- Horning Ferry Windpump, October 2010
- Interactive map of Horning Ferry Windpump

Origin
- Mill name: Horning Ferry Windpump
- Mill location: Horning, Norfolk, United Kingdom
- Grid reference: TG 3450 1669
- Coordinates: 52°48′41″N 1°28′10″E﻿ / ﻿52.81139°N 1.46944°E
- Year built: C.1880

Information
- Purpose: Drainage mill
- Type: Smock mill
- Storeys: Three storey smock
- Base storeys: Low brick base
- Smock sides: Eight
- No. of sails: Four
- Type of sails: Originally Patent sails, now Common sails
- Windshaft: Cast iron
- Winding: Fantail
- Fantail blades: Seven
- Type of pump: Appold turbine

= Horning Ferry Windpump =

Windmill in Horning, Norfolk, England

Horning Ferry Windpump is a Grade II listed windmill in Horning, Norfolk, United Kingdom. Built c. 1880, it was converted to residential use in 1935.

==History==
Horning Ferry Windpump was built c.1880 by Daniel England, the Ludham millwright. It was converted to residential use in 1935. The mill was extended at ground floor level, and the smock reprofiled to the second floor level.

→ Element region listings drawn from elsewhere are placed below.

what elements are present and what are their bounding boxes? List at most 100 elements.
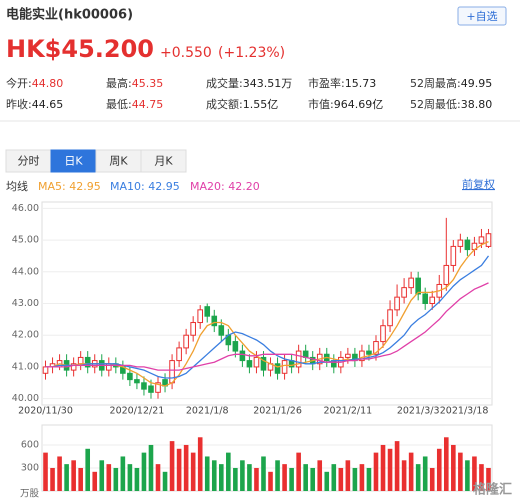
tab-label[interactable]: 日K <box>64 155 83 168</box>
volume-bar <box>127 464 133 491</box>
candle-body <box>190 322 196 336</box>
volume-bar <box>282 464 287 491</box>
volume-bar <box>50 467 55 491</box>
candle-body <box>281 360 288 374</box>
volume-bar <box>99 460 105 491</box>
candle-body <box>429 296 436 304</box>
volume-bar <box>113 467 119 491</box>
volume-bar <box>218 464 224 491</box>
volume-bar <box>247 464 252 491</box>
volume-bar <box>106 464 112 491</box>
tab[interactable] <box>140 149 187 173</box>
candle-body <box>457 239 464 247</box>
volume-bar <box>394 441 400 491</box>
volume-bar <box>415 464 421 491</box>
volume-bar <box>85 448 91 491</box>
tab-label[interactable]: 周K <box>109 155 128 168</box>
stat: 52周最高:49.95 <box>410 76 492 90</box>
candle-body <box>239 350 246 362</box>
volume-bar <box>359 464 365 491</box>
volume-bar <box>366 467 372 491</box>
volume-bar <box>240 460 245 491</box>
candle-body <box>253 356 260 368</box>
volume-bar <box>345 460 351 491</box>
y-tick-label: 46.00 <box>12 203 39 214</box>
candle-body <box>387 309 393 327</box>
y-tick-label: 42.00 <box>12 330 39 341</box>
volume-bar <box>169 441 175 491</box>
volume-unit: 万股 <box>20 489 40 500</box>
stat-value: 49.95 <box>461 77 493 90</box>
candle-body <box>464 239 471 251</box>
candle-body <box>485 233 492 247</box>
candle-body <box>148 385 154 393</box>
volume-bar <box>64 464 69 491</box>
volume-bar <box>422 456 428 491</box>
volume-bar <box>331 464 337 491</box>
candle-body <box>77 356 84 365</box>
volume-bar <box>261 456 266 491</box>
price-change: +0.550 <box>160 45 212 61</box>
volume-bar <box>296 452 301 491</box>
candle-body <box>141 382 147 390</box>
volume-bar <box>204 456 210 491</box>
volume-bar <box>303 464 308 491</box>
stat-label: 最低: <box>106 98 132 111</box>
candle-body <box>183 334 189 349</box>
volume-frame <box>41 424 493 492</box>
watch-button-label[interactable]: +自选 <box>466 10 497 23</box>
tab-label[interactable]: 分时 <box>18 155 40 168</box>
candle-body <box>169 360 175 384</box>
volume-bar <box>92 471 98 491</box>
candle-body <box>443 264 450 285</box>
legend-entry: MA10: 42.95 <box>110 180 180 193</box>
tab-label[interactable]: 月K <box>154 155 173 168</box>
x-tick-label: 2021/3/3 <box>397 406 440 417</box>
volume-bar <box>254 467 259 491</box>
candle-body <box>274 363 281 374</box>
volume-bar <box>155 464 161 491</box>
volume-bar <box>120 456 126 491</box>
ma-line <box>45 255 490 379</box>
volume-bar <box>472 456 477 491</box>
stat: 今开:44.80 <box>6 76 63 90</box>
ma-line <box>45 241 489 387</box>
volume-bar <box>71 460 76 491</box>
stat: 52周最低:38.80 <box>410 98 492 111</box>
y-tick-label: 40.00 <box>12 393 39 404</box>
stat-label: 市值: <box>308 97 334 111</box>
candle-body <box>42 366 49 374</box>
candle-body <box>394 296 400 311</box>
candle-body <box>345 353 351 358</box>
x-tick-label: 2021/2/11 <box>324 406 373 417</box>
stat: 最高:45.35 <box>106 76 163 90</box>
stat: 成交量:343.51万 <box>206 76 292 90</box>
volume-bar <box>479 464 484 491</box>
stat: 市值:964.69亿 <box>308 97 383 111</box>
volume-bar <box>183 444 189 491</box>
volume-bar <box>162 471 168 491</box>
volume-bar <box>289 467 294 491</box>
volume-tick-label: 600 <box>21 439 39 450</box>
stat-value: 45.35 <box>132 77 164 90</box>
volume-bar <box>408 452 414 491</box>
volume-bar <box>436 448 442 491</box>
watch-button[interactable] <box>457 6 507 26</box>
candle-body <box>70 363 77 371</box>
volume-bar <box>465 460 470 491</box>
stat-label: 最高: <box>106 76 132 90</box>
stat-label: 52周最低: <box>410 98 461 111</box>
watermark: 格隆汇 <box>473 482 512 498</box>
volume-bar <box>373 452 379 491</box>
volume-bar <box>134 467 140 491</box>
volume-bar <box>380 444 386 491</box>
candle-body <box>478 236 485 244</box>
candle-body <box>260 356 267 371</box>
adjust-toggle[interactable]: 前复权 <box>462 177 495 191</box>
volume-bar <box>443 437 449 491</box>
candle-body <box>84 356 91 368</box>
volume-bar <box>148 444 154 491</box>
stat-label: 52周最高: <box>410 76 461 90</box>
volume-bar <box>429 467 435 491</box>
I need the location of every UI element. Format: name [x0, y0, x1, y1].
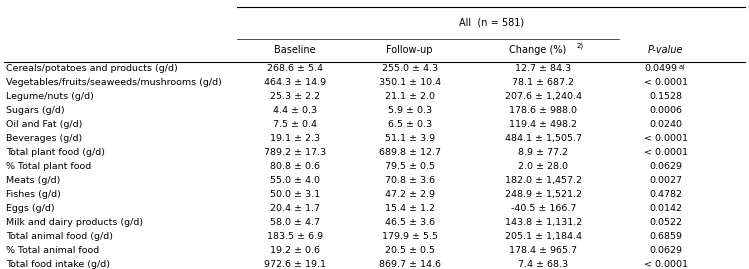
Text: Beverages (g/d): Beverages (g/d) [6, 134, 82, 143]
Text: 19.1 ± 2.3: 19.1 ± 2.3 [270, 134, 320, 143]
Text: 20.5 ± 0.5: 20.5 ± 0.5 [385, 246, 434, 255]
Text: % Total plant food: % Total plant food [6, 162, 91, 171]
Text: 869.7 ± 14.6: 869.7 ± 14.6 [379, 260, 440, 269]
Text: 0.0240: 0.0240 [649, 120, 682, 129]
Text: 205.1 ± 1,184.4: 205.1 ± 1,184.4 [505, 232, 582, 241]
Text: 7.5 ± 0.4: 7.5 ± 0.4 [273, 120, 317, 129]
Text: Milk and dairy products (g/d): Milk and dairy products (g/d) [6, 218, 143, 227]
Text: 0.1528: 0.1528 [649, 92, 682, 101]
Text: 0.0629: 0.0629 [649, 162, 682, 171]
Text: 70.8 ± 3.6: 70.8 ± 3.6 [385, 176, 434, 185]
Text: 78.1 ± 687.2: 78.1 ± 687.2 [512, 78, 574, 87]
Text: Sugars (g/d): Sugars (g/d) [6, 106, 64, 115]
Text: 182.0 ± 1,457.2: 182.0 ± 1,457.2 [505, 176, 582, 185]
Text: P-value: P-value [648, 45, 683, 55]
Text: < 0.0001: < 0.0001 [643, 78, 688, 87]
Text: 0.0027: 0.0027 [649, 176, 682, 185]
Text: Cereals/potatoes and products (g/d): Cereals/potatoes and products (g/d) [6, 64, 178, 73]
Text: Total plant food (g/d): Total plant food (g/d) [6, 148, 105, 157]
Text: 0.0142: 0.0142 [649, 204, 682, 213]
Text: 47.2 ± 2.9: 47.2 ± 2.9 [385, 190, 434, 199]
Text: 5.9 ± 0.3: 5.9 ± 0.3 [388, 106, 431, 115]
Text: 464.3 ± 14.9: 464.3 ± 14.9 [264, 78, 326, 87]
Text: 50.0 ± 3.1: 50.0 ± 3.1 [270, 190, 320, 199]
Text: a): a) [679, 63, 686, 70]
Text: Change (%): Change (%) [509, 45, 565, 55]
Text: 178.6 ± 988.0: 178.6 ± 988.0 [509, 106, 577, 115]
Text: 2.0 ± 28.0: 2.0 ± 28.0 [518, 162, 568, 171]
Text: 55.0 ± 4.0: 55.0 ± 4.0 [270, 176, 320, 185]
Text: All  (n = 581): All (n = 581) [458, 18, 524, 28]
Text: Follow-up: Follow-up [386, 45, 433, 55]
Text: 0.4782: 0.4782 [649, 190, 682, 199]
Text: Oil and Fat (g/d): Oil and Fat (g/d) [6, 120, 82, 129]
Text: 255.0 ± 4.3: 255.0 ± 4.3 [382, 64, 437, 73]
Text: % Total animal food: % Total animal food [6, 246, 99, 255]
Text: 7.4 ± 68.3: 7.4 ± 68.3 [518, 260, 568, 269]
Text: 51.1 ± 3.9: 51.1 ± 3.9 [385, 134, 434, 143]
Text: Meats (g/d): Meats (g/d) [6, 176, 61, 185]
Text: 0.0006: 0.0006 [649, 106, 682, 115]
Text: 58.0 ± 4.7: 58.0 ± 4.7 [270, 218, 320, 227]
Text: 12.7 ± 84.3: 12.7 ± 84.3 [515, 64, 571, 73]
Text: -40.5 ± 166.7: -40.5 ± 166.7 [511, 204, 576, 213]
Text: 350.1 ± 10.4: 350.1 ± 10.4 [379, 78, 440, 87]
Text: 2): 2) [576, 42, 583, 49]
Text: 4.4 ± 0.3: 4.4 ± 0.3 [273, 106, 317, 115]
Text: 248.9 ± 1,521.2: 248.9 ± 1,521.2 [505, 190, 582, 199]
Text: Fishes (g/d): Fishes (g/d) [6, 190, 61, 199]
Text: 268.6 ± 5.4: 268.6 ± 5.4 [267, 64, 323, 73]
Text: Baseline: Baseline [274, 45, 315, 55]
Text: 207.6 ± 1,240.4: 207.6 ± 1,240.4 [505, 92, 582, 101]
Text: Eggs (g/d): Eggs (g/d) [6, 204, 55, 213]
Text: 0.0629: 0.0629 [649, 246, 682, 255]
Text: 79.5 ± 0.5: 79.5 ± 0.5 [385, 162, 434, 171]
Text: 178.4 ± 965.7: 178.4 ± 965.7 [509, 246, 577, 255]
Text: 46.5 ± 3.6: 46.5 ± 3.6 [385, 218, 434, 227]
Text: Legume/nuts (g/d): Legume/nuts (g/d) [6, 92, 94, 101]
Text: < 0.0001: < 0.0001 [643, 148, 688, 157]
Text: 25.3 ± 2.2: 25.3 ± 2.2 [270, 92, 320, 101]
Text: 15.4 ± 1.2: 15.4 ± 1.2 [385, 204, 434, 213]
Text: 119.4 ± 498.2: 119.4 ± 498.2 [509, 120, 577, 129]
Text: 143.8 ± 1,131.2: 143.8 ± 1,131.2 [505, 218, 582, 227]
Text: 20.4 ± 1.7: 20.4 ± 1.7 [270, 204, 320, 213]
Text: 8.9 ± 77.2: 8.9 ± 77.2 [518, 148, 568, 157]
Text: 0.0522: 0.0522 [649, 218, 682, 227]
Text: < 0.0001: < 0.0001 [643, 260, 688, 269]
Text: 0.6859: 0.6859 [649, 232, 682, 241]
Text: 484.1 ± 1,505.7: 484.1 ± 1,505.7 [505, 134, 582, 143]
Text: Vegetables/fruits/seaweeds/mushrooms (g/d): Vegetables/fruits/seaweeds/mushrooms (g/… [6, 78, 222, 87]
Text: Total animal food (g/d): Total animal food (g/d) [6, 232, 113, 241]
Text: 789.2 ± 17.3: 789.2 ± 17.3 [264, 148, 326, 157]
Text: 6.5 ± 0.3: 6.5 ± 0.3 [388, 120, 431, 129]
Text: 21.1 ± 2.0: 21.1 ± 2.0 [385, 92, 434, 101]
Text: < 0.0001: < 0.0001 [643, 134, 688, 143]
Text: 80.8 ± 0.6: 80.8 ± 0.6 [270, 162, 320, 171]
Text: 689.8 ± 12.7: 689.8 ± 12.7 [379, 148, 440, 157]
Text: 183.5 ± 6.9: 183.5 ± 6.9 [267, 232, 323, 241]
Text: 19.2 ± 0.6: 19.2 ± 0.6 [270, 246, 320, 255]
Text: 972.6 ± 19.1: 972.6 ± 19.1 [264, 260, 326, 269]
Text: 179.9 ± 5.5: 179.9 ± 5.5 [382, 232, 437, 241]
Text: Total food intake (g/d): Total food intake (g/d) [6, 260, 110, 269]
Text: 0.0499: 0.0499 [645, 64, 678, 73]
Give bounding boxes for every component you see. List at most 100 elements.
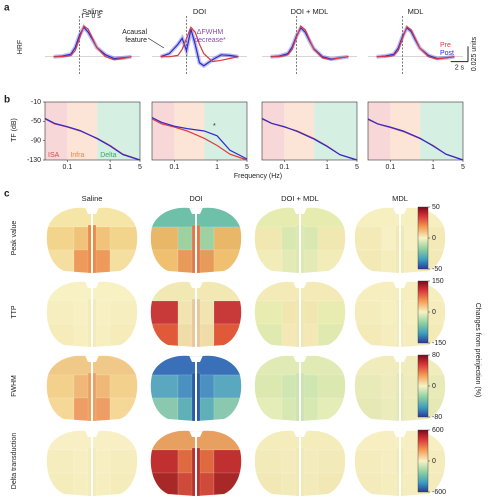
brain-region [381, 249, 419, 273]
brain-region [317, 323, 346, 347]
pre-curve [151, 118, 248, 161]
column-header: DOI + MDL [291, 7, 329, 16]
brain-region [46, 472, 75, 496]
colorbar [417, 280, 429, 344]
brain-region [254, 374, 283, 399]
post-curve [160, 29, 239, 67]
post-curve [151, 116, 248, 160]
brain-region [213, 374, 242, 399]
brain-region [87, 372, 97, 421]
brain-region [254, 397, 283, 421]
brain-region [317, 249, 346, 273]
brain-region [150, 207, 242, 228]
band [420, 102, 463, 160]
brain-region [254, 207, 346, 228]
brain-region [354, 249, 383, 273]
brain-region [177, 249, 215, 273]
column-header: MDL [408, 7, 424, 16]
row-label: Peak value [11, 221, 18, 256]
brain-region [281, 374, 319, 399]
brain-region [381, 374, 419, 399]
brain-region [150, 300, 179, 325]
brain-region [150, 226, 179, 251]
post-curve [261, 117, 358, 161]
post-band [53, 23, 132, 61]
brain-region [281, 472, 319, 496]
pre-curve [160, 26, 239, 63]
column-header: DOI + MDL [281, 194, 319, 203]
brain-region [281, 397, 319, 421]
brain-region [150, 281, 242, 302]
pre-curve [53, 25, 132, 61]
band [97, 102, 140, 160]
brain-region [281, 449, 319, 474]
brain-map [254, 207, 346, 273]
row-label: Delta transduction [11, 433, 18, 490]
brain-region [354, 374, 383, 399]
y-tick-label: -10 [31, 99, 41, 106]
brain-region [87, 224, 97, 273]
brain-region [254, 226, 283, 251]
brain-region [46, 300, 75, 325]
brain-region [73, 374, 111, 399]
band [204, 102, 247, 160]
brain-region [213, 472, 242, 496]
brain-region [213, 323, 242, 347]
colorbar-tick-label: -80 [432, 414, 442, 421]
annotation: ΔFWHM [197, 29, 224, 36]
plot-frame [44, 101, 141, 161]
brain-region [354, 449, 383, 474]
colorbar-tick-label: 80 [432, 352, 440, 359]
brain-region [73, 226, 111, 251]
x-tick-label: 1 [431, 164, 435, 171]
brain-region [254, 449, 283, 474]
brain-region [109, 374, 138, 399]
column-header: Saline [82, 7, 103, 16]
annotation: decrease* [194, 37, 226, 44]
colorbar-tick-label: -600 [432, 489, 446, 496]
band [152, 102, 175, 160]
brain-region [46, 249, 75, 273]
brain-region [395, 224, 405, 273]
brain-region [254, 430, 346, 451]
colorbar-tick-label: 150 [432, 278, 444, 285]
brain-region [354, 472, 383, 496]
brain-region [295, 447, 305, 496]
brain-map [150, 281, 242, 347]
brain-region [213, 300, 242, 325]
x-tick-label: 5 [245, 164, 249, 171]
x-tick-label: 0.1 [385, 164, 395, 171]
brain-region [213, 397, 242, 421]
brain-region [381, 472, 419, 496]
brain-region [317, 300, 346, 325]
brain-region [73, 249, 111, 273]
band [390, 102, 421, 160]
brain-map [254, 355, 346, 421]
brain-region [177, 226, 215, 251]
asterisk: * [213, 123, 216, 130]
brain-region [46, 397, 75, 421]
brain-region [354, 323, 383, 347]
brain-region [150, 374, 179, 399]
row-label: TTP [11, 305, 18, 319]
x-tick-label: 0.1 [62, 164, 72, 171]
panel-label: b [4, 95, 10, 106]
legend-entry: Post [440, 50, 454, 57]
colorbar [417, 206, 429, 270]
band-label: Infra [70, 152, 84, 159]
x-tick-label: 5 [138, 164, 142, 171]
brain-region [254, 300, 283, 325]
brain-region [46, 281, 138, 302]
brain-map [46, 281, 138, 347]
brain-region [191, 447, 201, 496]
y-axis-label: HRF [17, 40, 24, 54]
brain-region [177, 397, 215, 421]
brain-region [46, 355, 138, 376]
brain-region [213, 449, 242, 474]
post-band [270, 24, 349, 62]
brain-region [295, 298, 305, 347]
legend-entry: Pre [440, 42, 451, 49]
colorbar-label: Changes from preinjection (%) [474, 303, 481, 398]
brain-region [73, 300, 111, 325]
brain-map [46, 207, 138, 273]
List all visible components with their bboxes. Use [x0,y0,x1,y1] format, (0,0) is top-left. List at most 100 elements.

The mill was listed Grade II on 12 May 1987.

==Description==
As built, Horning Ferry Windpump was a three storey smock mill on a low brick base. It had a boat shape cap. Four double Patent sails were carried on a cast iron windshaft. The sails had six bays of three shutters. The mill was winded by a seven-blade fantail. The internal gearing survives. The mill drove an Appold Turbine.. As converted, the mill has Common sails.